The ruling will affect 230 pending land claims, many of which offer a bulwark against deforestation in the Amazon. A defeat in court for the indigenous people would set a precedent for the rollback of native rights advocated by Bolsonaro and backed by powerful farming interests.
Kopenawa says the Yanomami territory was registered and signed by the federal government in 1992.
"He (Bolsonaro) says he needs to reduce the Yanomami territory because there is too much land and very few indigenous people," the 66-year-old shaman said in an interview in Brasilia's city park.
He said vaccination has advanced and is saving lives of his people who have grown in numbers to 29,000 from 26,800 in 2018.
They live in 360 villages spaced out over the 96,650 square kilometers (24 million acres) of their reservation that stretches from northern Brazilian savannah to Amazon rainforest.
He wore a headdress of scarlet macaw feathers.
Mining would mean knocking down trees to open roads and bring in heavy machinery that will "scrape the Earth to make holes and extract precious stones, gold, diamonds, niobium and uranium."
Bolsonaro has repeatedly stated that indigenous people make up less than 1% of Brazilians and live on more than 13% of the country's territory, sitting of mineral riches that need to be developed.
Illegal miners are swarming into the Yanomami reservation in motor boats coming up the rivers or by planes landing on clandestine airstrips in the forest.
A wave of invasions in the 1980s brought miners offering gifts of machetes, hammocks, clothes, soap and even guns and liquor to befriend the Yanomami, Kopenawa said. They chased the women and spread killer illnesses such as influenza and malaria.
Today the danger is the spread of COVID-19, he said.

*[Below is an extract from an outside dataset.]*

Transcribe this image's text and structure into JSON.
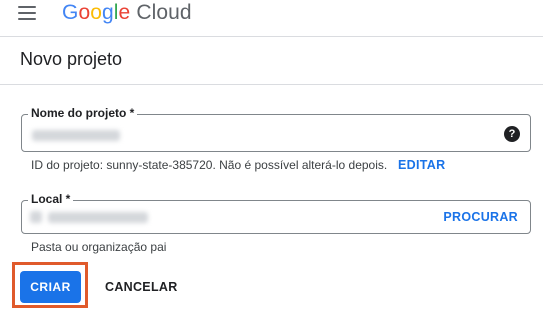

After international criticism that Brazil's indigenous people were been left to the mercy of the virus, the government began to vaccinate communities.
An equally dangerous enemy is the mercury used by miners to separate gold from the earth. The toxic liquid metal is polluting rivers and poisoning the fish that the Yanomami and other indigenous people rely on for their diet.
"I will keep on fighting for the future of the Yanomami people," he said.